Description: Rule used to change bound variables, using implicit substitution. Usage of this theorem is discouraged because it depends on ax-13 . Use the weaker cbvralfw when possible. (Contributed by NM, 7-Mar-2004) (Revised by Mario Carneiro, 9-Oct-2016) (New usage is discouraged.)

Ref Expression
Hypotheses cbvralf.1
|- F/_ x A
cbvralf.2
|- F/_ y A
cbvralf.3
|- F/ y ph
cbvralf.4
|- F/ x ps
cbvralf.5
|- ( x = y -> ( ph <-> ps ) )
Assertion cbvralf
|- ( A. x e.
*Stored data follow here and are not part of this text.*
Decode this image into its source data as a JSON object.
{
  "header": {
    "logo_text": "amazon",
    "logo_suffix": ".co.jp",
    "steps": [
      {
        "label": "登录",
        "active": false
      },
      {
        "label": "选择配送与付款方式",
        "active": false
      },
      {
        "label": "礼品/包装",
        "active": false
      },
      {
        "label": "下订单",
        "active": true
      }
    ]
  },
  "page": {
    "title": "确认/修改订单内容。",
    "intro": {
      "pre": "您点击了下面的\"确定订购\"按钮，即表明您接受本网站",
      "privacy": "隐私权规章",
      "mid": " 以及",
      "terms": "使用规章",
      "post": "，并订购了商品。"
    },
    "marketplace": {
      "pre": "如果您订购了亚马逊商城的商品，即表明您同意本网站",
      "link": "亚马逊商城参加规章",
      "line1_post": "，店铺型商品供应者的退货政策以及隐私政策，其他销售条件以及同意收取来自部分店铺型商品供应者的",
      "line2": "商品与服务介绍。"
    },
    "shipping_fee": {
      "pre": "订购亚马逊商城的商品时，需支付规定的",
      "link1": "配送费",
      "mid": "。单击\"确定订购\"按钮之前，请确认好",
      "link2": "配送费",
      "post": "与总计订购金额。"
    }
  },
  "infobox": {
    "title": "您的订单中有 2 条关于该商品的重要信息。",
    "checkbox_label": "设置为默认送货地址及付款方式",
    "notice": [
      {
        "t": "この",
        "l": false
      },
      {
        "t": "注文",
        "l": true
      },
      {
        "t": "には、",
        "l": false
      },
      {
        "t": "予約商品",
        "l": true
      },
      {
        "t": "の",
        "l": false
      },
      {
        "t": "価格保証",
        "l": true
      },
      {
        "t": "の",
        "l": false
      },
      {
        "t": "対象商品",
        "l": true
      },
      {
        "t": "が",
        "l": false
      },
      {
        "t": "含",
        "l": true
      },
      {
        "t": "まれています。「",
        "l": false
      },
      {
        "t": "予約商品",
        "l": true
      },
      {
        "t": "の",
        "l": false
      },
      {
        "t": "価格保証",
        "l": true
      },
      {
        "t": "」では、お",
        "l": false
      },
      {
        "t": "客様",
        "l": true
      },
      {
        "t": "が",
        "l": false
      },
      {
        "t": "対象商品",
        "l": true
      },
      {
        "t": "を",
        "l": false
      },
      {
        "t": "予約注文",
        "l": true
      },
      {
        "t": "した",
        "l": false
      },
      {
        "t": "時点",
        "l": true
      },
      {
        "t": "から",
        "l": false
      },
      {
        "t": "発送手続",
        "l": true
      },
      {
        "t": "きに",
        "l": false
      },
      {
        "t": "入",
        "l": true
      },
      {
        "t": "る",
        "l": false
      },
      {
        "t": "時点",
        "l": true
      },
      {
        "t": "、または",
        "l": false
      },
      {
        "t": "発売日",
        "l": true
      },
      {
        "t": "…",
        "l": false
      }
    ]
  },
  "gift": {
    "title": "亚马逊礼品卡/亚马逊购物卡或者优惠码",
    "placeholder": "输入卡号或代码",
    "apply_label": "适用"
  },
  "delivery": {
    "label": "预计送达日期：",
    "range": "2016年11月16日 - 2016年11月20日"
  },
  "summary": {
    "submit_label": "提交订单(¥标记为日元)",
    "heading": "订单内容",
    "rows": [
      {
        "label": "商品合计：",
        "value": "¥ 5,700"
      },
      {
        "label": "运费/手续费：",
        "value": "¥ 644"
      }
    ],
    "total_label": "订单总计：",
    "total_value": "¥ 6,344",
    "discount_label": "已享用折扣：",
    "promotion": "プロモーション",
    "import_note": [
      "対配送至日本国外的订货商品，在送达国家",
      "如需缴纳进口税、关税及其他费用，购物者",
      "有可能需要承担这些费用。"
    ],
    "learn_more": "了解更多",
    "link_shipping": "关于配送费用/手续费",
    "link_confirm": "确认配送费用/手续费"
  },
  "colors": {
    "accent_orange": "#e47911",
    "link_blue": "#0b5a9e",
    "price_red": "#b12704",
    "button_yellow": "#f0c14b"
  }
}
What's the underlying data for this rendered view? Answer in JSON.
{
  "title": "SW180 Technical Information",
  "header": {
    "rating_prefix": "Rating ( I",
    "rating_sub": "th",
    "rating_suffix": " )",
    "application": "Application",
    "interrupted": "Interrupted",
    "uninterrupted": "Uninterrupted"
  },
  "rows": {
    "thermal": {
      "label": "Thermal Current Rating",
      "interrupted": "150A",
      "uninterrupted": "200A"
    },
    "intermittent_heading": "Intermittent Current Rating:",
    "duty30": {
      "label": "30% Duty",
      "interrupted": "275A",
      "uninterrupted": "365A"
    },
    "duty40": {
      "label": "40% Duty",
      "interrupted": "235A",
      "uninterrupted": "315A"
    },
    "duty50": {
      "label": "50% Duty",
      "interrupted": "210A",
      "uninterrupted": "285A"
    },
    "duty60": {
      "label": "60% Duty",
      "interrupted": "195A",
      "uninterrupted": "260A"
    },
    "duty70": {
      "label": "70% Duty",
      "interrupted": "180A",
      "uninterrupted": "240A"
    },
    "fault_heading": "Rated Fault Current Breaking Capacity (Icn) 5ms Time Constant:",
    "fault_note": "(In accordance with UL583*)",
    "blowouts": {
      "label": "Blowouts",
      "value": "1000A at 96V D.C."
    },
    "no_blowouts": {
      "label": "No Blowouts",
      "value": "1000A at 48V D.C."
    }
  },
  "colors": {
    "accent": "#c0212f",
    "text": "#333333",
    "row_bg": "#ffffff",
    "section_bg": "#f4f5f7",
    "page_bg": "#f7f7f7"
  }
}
A ph <-> A. y e. A ps )

Proof

Step Hyp Ref Expression
1 cbvralf.1
 |-  F/_ x A
2 cbvralf.2
 |-  F/_ y A
3 cbvralf.3
 |-  F/ y ph
4 cbvralf.4
 |-  F/ x ps
5 cbvralf.5
 |-  ( x = y -> ( ph <-> ps ) )
6 nfv
 |-  F/ z ( x e. A -> ph )
7 1 nfcri
 |-  F/ x z e. A
8 nfs1v
 |-  F/ x [ z / x ] ph
9 7 8 nfim
 |-  F/ x ( z e. A -> [ z / x ] ph )
10 eleq1w
 |-  ( x = z -> ( x e. A <-> z e. A ) )
11 sbequ12
 |-  ( x = z -> ( ph <-> [ z / x ] ph ) )
12 10 11 imbi12d
 |-  ( x = z -> ( ( x e. A -> ph ) <-> ( z e. A -> [ z / x ] ph ) ) )
13 6 9 12 cbvalv1
 |-  ( A. x ( x e. A -> ph ) <-> A. z ( z e. A -> [ z / x ] ph ) )
14 2 nfcri
 |-  F/ y z e. A
15 3 nfsb
 |-  F/ y [ z / x ] ph
16 14 15 nfim
 |-  F/ y ( z e. A -> [ z / x ] ph )
17 nfv
 |-  F/ z ( y e. A -> ps )
18 eleq1w
 |-  ( z = y -> ( z e. A <-> y e. A ) )
19 sbequ
 |-  ( z = y -> ( [ z / x ] ph <-> [ y / x ] ph ) )
20 4 5 sbie
 |-  ( [ y / x ] ph <-> ps )
21 19 20 bitrdi
 |-  ( z = y -> ( [ z / x ] ph <-> ps ) )
22 18 21 imbi12d
 |-  ( z = y -> ( ( z e. A -> [ z / x ] ph ) <-> ( y e. A -> ps ) ) )
23 16 17 22 cbvalv1
 |-  ( A. z ( z e. A -> [ z / x ] ph ) <-> A. y ( y e. A -> ps ) )
24 13 23 bitri
 |-  ( A. x ( x e. A -> ph ) <-> A. y ( y e. A -> ps ) )
25 df-ral
 |-  ( A. x e. A ph <-> A. x ( x e. A -> ph ) )
26 df-ral
 |-  ( A. y e. A ps <-> A. y ( y e. A -> ps ) )
27 24 25 26 3bitr4i
 |-  ( A. x e. A ph <-> A. y e. A ps )